Riverside Wellness also offers discounts through its Compassionate Care program. The Angel discount is available to low-income patients, and the Hero discount is for first responders in the community. In store, patients can show ID—such as a business card or a low-income patient ID card—to qualify for these discounts, and the dispensary has developed an online process for the discounts where patients can email the proper documentation to staff for verification.
“You can notate it in your account when you put your online order through,” Denzer said. “Then, our managers will check the email, make sure that we got it, [and] if we didn’t, we call them and work through that process with them.”
In the future, Denzer would like Riverside Wellness’ online system to upload ID cards and other documentation, and she said the company often picks its vendors based on how their services will evolve with the dispensary over time.
“We need them to improve these solutions a year from now,” she said. “We learned a lot during this first year, and we need partners who are willing to learn and grow with us. … We’re very aware that we’ll have a lot more solutions a year from now, but right now, we need a little bit more manpower to provide that level of service, and that’s OK with us.”

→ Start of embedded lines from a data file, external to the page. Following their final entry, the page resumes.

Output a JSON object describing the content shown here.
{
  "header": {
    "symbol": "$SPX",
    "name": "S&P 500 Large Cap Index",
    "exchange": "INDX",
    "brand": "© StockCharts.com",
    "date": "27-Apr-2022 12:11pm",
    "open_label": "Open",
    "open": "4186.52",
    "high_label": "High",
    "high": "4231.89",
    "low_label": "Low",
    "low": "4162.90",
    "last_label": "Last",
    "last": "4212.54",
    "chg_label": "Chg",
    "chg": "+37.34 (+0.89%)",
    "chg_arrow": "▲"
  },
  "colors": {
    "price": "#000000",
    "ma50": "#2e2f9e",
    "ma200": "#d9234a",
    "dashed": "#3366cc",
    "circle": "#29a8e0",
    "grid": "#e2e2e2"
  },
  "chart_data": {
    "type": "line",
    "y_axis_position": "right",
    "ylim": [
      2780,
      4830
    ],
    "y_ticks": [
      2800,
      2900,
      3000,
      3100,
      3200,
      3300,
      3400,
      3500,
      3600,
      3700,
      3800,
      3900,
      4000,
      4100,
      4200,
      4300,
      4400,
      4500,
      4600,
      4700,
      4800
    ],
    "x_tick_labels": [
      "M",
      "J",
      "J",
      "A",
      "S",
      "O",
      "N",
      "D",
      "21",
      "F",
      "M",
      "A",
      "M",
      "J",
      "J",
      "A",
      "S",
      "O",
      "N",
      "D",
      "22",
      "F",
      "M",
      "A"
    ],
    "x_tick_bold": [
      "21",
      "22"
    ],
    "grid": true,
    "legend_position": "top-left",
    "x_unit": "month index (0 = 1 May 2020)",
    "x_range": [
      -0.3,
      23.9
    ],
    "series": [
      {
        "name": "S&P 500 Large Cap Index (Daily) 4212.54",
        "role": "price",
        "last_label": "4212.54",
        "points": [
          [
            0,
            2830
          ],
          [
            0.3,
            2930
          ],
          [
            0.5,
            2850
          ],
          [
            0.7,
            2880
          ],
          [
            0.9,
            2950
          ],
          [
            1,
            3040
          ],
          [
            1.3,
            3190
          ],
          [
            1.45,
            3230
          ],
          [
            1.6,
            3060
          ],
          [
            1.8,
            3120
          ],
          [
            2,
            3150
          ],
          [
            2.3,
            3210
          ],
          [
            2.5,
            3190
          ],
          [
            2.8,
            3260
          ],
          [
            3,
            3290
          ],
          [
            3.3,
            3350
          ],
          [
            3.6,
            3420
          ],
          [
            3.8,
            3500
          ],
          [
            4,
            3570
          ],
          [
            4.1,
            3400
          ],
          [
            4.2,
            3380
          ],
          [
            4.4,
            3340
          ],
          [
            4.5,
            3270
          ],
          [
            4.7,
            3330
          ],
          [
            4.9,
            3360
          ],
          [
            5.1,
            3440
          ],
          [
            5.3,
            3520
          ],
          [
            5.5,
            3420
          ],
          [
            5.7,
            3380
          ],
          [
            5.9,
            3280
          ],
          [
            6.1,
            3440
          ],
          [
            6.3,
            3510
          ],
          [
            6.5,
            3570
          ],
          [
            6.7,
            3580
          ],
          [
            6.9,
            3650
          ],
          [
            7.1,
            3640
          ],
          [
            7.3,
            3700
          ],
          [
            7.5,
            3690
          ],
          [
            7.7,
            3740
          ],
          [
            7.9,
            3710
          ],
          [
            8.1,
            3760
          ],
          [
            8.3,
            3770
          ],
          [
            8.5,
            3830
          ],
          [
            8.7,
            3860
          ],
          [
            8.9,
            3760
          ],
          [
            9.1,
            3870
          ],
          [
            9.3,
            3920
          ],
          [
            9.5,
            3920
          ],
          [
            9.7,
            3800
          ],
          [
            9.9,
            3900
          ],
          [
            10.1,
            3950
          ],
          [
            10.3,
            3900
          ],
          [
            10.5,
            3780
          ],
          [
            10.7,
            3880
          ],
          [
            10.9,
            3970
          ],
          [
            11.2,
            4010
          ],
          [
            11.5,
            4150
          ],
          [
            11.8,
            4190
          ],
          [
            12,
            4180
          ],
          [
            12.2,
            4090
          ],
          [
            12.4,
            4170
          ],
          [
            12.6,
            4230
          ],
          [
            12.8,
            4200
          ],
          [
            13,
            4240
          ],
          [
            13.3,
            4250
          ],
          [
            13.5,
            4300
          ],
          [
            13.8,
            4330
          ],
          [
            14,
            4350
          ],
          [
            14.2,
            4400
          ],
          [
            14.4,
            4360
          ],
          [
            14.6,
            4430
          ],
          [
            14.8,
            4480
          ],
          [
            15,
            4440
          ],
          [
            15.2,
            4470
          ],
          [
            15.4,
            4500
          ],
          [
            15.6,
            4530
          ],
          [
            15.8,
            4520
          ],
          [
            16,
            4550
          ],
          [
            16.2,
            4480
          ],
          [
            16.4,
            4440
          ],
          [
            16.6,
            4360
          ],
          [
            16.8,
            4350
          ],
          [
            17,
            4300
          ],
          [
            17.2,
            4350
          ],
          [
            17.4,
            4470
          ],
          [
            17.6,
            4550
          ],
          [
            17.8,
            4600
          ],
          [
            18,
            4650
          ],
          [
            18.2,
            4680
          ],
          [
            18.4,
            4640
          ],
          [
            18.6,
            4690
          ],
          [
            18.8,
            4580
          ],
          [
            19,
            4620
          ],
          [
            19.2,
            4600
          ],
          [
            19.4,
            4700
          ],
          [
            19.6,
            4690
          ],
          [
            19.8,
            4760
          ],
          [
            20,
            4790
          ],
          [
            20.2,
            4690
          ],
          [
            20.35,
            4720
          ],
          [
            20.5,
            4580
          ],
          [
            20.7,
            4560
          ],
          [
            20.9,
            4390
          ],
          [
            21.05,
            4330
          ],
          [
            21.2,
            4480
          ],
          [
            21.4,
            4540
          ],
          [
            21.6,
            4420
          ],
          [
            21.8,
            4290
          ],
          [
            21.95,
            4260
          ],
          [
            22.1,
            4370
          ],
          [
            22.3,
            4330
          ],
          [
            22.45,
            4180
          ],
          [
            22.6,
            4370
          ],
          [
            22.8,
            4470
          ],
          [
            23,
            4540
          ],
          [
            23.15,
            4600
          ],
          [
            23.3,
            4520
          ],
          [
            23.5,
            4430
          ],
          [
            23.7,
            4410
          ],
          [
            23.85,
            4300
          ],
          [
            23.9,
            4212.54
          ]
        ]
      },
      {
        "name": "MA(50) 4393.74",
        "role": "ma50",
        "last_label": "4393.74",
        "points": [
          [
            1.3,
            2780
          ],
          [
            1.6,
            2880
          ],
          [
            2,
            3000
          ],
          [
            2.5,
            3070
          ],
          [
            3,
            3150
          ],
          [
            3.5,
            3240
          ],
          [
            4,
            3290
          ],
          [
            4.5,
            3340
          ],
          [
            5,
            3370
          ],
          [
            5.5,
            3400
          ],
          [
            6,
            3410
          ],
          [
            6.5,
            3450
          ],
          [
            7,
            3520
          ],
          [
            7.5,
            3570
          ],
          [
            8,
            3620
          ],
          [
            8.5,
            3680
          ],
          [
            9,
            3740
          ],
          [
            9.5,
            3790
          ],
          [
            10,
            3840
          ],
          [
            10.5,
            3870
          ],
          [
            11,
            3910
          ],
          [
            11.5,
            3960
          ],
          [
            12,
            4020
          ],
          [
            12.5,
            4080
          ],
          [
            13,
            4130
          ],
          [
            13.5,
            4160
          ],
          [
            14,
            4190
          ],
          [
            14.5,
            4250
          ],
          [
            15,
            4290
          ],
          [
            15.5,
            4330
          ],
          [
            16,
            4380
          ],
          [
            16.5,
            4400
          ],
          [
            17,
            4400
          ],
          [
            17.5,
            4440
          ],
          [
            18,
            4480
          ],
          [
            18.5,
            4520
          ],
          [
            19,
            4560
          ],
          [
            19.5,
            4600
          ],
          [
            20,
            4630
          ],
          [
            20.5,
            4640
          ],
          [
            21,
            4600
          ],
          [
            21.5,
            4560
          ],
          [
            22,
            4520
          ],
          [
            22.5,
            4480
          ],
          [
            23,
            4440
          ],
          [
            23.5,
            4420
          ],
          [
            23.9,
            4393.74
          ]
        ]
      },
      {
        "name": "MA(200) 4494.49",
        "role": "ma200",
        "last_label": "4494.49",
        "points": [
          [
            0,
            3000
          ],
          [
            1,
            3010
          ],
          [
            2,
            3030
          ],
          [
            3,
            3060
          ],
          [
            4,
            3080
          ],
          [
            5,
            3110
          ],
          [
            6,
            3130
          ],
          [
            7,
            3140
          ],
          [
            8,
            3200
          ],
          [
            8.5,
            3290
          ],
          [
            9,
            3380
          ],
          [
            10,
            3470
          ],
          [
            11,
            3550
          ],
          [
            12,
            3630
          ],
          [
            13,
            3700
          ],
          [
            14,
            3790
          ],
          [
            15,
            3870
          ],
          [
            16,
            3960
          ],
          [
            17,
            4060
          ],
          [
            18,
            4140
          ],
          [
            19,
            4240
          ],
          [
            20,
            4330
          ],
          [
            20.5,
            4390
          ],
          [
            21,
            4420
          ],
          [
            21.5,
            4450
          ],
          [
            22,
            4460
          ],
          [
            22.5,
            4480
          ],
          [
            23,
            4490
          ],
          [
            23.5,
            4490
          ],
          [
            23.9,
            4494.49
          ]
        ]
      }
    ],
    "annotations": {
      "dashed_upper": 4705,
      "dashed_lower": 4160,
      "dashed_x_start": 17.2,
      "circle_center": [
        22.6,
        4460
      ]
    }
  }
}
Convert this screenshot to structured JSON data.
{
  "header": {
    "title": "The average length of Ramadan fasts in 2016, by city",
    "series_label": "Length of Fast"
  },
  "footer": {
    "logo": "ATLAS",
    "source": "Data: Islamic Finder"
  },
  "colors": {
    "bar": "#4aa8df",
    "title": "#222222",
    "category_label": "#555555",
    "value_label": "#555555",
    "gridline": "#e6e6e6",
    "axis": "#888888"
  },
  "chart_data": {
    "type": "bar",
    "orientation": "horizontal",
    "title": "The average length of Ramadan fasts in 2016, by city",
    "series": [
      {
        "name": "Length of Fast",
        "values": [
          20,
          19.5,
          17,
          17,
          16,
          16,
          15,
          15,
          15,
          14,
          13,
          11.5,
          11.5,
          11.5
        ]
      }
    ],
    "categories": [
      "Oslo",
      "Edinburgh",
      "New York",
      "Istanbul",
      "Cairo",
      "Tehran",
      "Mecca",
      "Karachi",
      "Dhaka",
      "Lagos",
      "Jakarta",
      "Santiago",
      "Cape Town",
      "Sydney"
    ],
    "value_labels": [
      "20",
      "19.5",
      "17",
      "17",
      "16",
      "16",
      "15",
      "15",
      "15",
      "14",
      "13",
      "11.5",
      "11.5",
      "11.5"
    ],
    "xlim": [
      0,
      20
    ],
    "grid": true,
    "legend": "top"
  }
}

The dispensary has a FAQ section on its website to provide step-by-step instructions on what patients can expect from online ordering and delivery to help keep the process running smoothly.
“We’re really trying to build out the entire website to communicate with our patients to make sure they’re comfortable with that entire process from beginning to end,” Denzer said. “We also call them before they receive the delivery to confirm that they understand what’s about to happen. If they have any questions, they can let us know.”
Riverside Wellness will unveil a new website in the next week or so to better cater to online shoppers looking for delivery services, which Denzer believes will continue to gain popularity in the cannabis industry.
“I don’t know why anyone wouldn’t do delivery,” she said. “I think it’s going to be humongous. I think people, after a while, won’t come into the store after they’ve been in once and they know what they want, especially with COVID still going on.”
Many of Riverside Wellness’ customers shop in person at the dispensary for their first visit, Denzer said, to get the in-store experience since the market just launched in October.
“A lot of in-store customers, as soon as they become comfortable, they start using the online ordering and the drive-thru window,” she said. “I have a feeling we’re going to see a lot of that with delivery, as well. You want the in-store experience once because it’s new in Missouri, so it’s super exciting to go to the dispensary for your first time, but after a while you get the … delivery.”
Riverside Wellness also serves many older and mobility restricted patients who may have trouble getting to the dispensary to shop, especially during the ongoing COVID-19 pandemic.
“Online ordering and delivery have become a staple at this point, and we’re getting more and more used to that in all areas,” Denzer said. “I don’t see why cannabis would be any different than anything else. The world has changed, and we want to change with it."